The development of a Fish tournament system rests on two assumptions. First, our company will run the server software on its isolated machines (these could be rented or owned). Second, the participants (our customers) will run their own "AI" players, which run on the participants’ remote computers. Our company will also inject "house players" to even the odds. Additionally, our company will add visualization components so that it can broadcast the tournaments and earn advertisement dollars.

Software Components

The software needs three principal components: the game logic, the communication layer, and (when it reaches a certain size) a database. This course ignores the database components to reduce the prerequisites and make it a one-semester project.

The description of Fish suggests the following software components:

A player-referee interface (protocol) to which the creators of external players program. The player interface must spell out all phases of Fish: how to place their avatars on the initial board; how to take turns; and how/whether to receive information about the end of a game and tournament. Given the goal, this must come be formulated in both logical and communication terms.

A player implementation to validate the interface.

A referee supervises an individual game after being handed a number of players. The referee sets up a board Remember from Fish that some other component may be in charge of specifying the dimensions. and interacts with the players according to the interface protocol. It removes a player—really its penguins—that fails or cheats. When the game is over, it reports the outcome of the game and the failing and cheating players; during the game it may need to inform game observers of on-going actions.

For dealing with an entire tournament of games, we will need to build a tournament manager that runs rounds of games. The tournament manager signs up players for tournaments, allocates players to games, creates referees to run games, and collects tournament statistics. It also informs a tournament observer of on-going actions.

Finally, the game logic calls for data representations of tiles, avatars, and boards plus a component that can check the rules, on behalf of both the referee (does the player’s action satisfy the rules?) and the players (which actions is the player component legally allowed to perform?).

The player interface and these game pieces make up the common ontology that players and referees use to communicate. The communication between a tournament manager and players rests on a simple exchange of texts.
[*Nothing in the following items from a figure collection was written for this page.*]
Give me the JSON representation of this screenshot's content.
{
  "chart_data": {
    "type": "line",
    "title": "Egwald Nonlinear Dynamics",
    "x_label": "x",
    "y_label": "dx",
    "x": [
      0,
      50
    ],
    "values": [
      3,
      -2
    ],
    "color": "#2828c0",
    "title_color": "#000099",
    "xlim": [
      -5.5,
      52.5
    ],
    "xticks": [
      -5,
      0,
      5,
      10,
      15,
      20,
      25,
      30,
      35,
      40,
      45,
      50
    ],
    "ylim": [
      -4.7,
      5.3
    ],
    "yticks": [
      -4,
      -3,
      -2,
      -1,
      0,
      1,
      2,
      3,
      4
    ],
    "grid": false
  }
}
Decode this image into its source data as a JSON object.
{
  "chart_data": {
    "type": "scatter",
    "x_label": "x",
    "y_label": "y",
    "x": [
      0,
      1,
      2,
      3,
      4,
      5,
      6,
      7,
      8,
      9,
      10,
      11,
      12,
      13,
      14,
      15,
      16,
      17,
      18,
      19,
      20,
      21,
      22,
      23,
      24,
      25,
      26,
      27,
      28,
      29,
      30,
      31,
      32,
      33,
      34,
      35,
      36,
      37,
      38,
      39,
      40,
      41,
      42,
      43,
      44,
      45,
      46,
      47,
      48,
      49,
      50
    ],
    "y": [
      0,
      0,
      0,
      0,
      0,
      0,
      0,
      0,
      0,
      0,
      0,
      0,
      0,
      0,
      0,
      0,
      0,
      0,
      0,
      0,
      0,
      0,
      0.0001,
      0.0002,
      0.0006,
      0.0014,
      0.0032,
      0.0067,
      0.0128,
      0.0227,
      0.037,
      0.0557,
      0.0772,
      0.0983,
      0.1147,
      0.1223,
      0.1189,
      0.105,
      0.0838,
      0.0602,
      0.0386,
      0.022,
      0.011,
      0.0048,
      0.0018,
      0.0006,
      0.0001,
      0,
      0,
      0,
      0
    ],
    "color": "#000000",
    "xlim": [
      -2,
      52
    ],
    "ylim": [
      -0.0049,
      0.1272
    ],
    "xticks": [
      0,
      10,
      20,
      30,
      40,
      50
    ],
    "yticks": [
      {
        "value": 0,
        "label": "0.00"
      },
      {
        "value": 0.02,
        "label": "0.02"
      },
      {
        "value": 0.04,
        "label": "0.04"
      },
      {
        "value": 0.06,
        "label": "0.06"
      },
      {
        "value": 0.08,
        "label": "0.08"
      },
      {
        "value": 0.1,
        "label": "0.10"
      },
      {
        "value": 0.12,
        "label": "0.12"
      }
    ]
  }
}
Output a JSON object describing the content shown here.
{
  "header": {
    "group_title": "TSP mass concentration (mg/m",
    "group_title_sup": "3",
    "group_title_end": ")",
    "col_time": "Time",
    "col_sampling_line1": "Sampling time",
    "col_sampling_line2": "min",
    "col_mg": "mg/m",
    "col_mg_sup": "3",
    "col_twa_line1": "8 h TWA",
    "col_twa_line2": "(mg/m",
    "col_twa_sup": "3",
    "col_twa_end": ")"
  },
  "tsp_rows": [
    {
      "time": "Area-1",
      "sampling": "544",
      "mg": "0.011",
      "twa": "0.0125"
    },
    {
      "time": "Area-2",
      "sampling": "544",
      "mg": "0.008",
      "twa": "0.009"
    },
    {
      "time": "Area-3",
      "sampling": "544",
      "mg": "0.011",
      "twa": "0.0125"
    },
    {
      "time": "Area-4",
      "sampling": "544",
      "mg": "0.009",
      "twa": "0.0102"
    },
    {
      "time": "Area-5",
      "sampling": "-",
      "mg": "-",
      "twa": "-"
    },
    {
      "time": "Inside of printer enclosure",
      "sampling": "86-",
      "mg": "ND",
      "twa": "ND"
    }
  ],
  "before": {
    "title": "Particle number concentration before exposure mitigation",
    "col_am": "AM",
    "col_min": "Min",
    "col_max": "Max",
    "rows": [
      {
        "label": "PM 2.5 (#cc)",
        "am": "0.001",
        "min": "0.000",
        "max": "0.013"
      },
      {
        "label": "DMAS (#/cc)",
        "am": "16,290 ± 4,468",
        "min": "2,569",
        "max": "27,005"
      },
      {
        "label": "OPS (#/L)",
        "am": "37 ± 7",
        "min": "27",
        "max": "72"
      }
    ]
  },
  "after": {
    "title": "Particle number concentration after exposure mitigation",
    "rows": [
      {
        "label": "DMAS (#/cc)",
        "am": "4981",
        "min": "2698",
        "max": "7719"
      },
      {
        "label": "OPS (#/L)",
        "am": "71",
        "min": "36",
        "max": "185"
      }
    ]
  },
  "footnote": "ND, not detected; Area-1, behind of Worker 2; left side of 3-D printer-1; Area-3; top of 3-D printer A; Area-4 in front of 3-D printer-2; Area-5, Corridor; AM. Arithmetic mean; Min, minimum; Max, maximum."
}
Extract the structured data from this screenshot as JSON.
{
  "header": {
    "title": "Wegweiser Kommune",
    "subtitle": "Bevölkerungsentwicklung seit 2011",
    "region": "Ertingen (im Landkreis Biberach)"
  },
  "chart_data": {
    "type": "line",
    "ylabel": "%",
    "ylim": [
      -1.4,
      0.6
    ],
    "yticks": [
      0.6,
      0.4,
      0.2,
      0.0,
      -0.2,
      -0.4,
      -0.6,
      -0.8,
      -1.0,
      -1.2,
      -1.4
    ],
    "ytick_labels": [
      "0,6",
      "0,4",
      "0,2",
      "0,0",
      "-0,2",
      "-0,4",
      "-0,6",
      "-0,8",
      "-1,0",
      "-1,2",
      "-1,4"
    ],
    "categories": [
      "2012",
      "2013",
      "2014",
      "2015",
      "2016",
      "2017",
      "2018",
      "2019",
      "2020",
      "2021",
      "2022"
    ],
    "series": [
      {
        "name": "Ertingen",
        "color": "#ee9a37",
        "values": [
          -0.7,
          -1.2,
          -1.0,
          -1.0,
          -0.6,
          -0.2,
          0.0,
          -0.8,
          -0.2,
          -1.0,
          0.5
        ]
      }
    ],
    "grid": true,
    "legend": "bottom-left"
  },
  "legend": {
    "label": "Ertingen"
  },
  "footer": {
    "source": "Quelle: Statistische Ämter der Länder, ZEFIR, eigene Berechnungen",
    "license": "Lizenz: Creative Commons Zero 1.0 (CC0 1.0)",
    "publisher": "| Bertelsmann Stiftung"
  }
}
Beyond the game logic, the system will also need components for dealing with remote-player communications. These components will be based on the logical interfaces.

The server component will perform the communication-sign-ups for remote players but will leave the logical-sign-up to the tournament manager. You may wish to think of the communication sign-up as a "registration" step, which may result in actually being signed up or ending up on a wait list.

The client component will perform the communication-sign-up for players on remote machines, connecting them to a remote server.

Building It

Our build plan consists of three phases, each ending in a product that illustrates the basics of our eventual product. The first two phases concern the logic, the last one with communication.

The goal of the first phase is to build a complete game implementation, including game observers and possibly GUI-based players. This phase will thus implement the core of the system, including "house players."

The actual work will proceed in a bottom-up fashion as follows:
  • the basic game pieces: tiles, avatars, and the board;

  • a rule checker, needed by both players and referees;

  • the player interface and basic implementations; and

  • the referee.

Once we have a player interface, we could ask some early adopters to write an implementation in our language.

The goal of the second phase is to construct the tournament management system, still in our chosen language. At this point, the company can demo the entire product on a computer (or several using remote-windowing systems). Constructing this complete system in one language should allow us to debug the logic layer in a systematic manner, without interference from bugs in the communication layer.

The goal of the third and final phase is to break up this monolithic prototype so that we can connect the manager to "house players" as well as remote players (constructed in any language). For this step, we will use the remote proxy pattern to "splice" in communication components and separate players from managerial software. We will then be able to build a sign-up server that accepts remote-player connections, collects them for a certain period, and then hands this collection—sorted according to age, meaning in reverse order of signing up—to the tournament manager.

At this point, we can demonstrate this system to our investors as the alpha release of our product.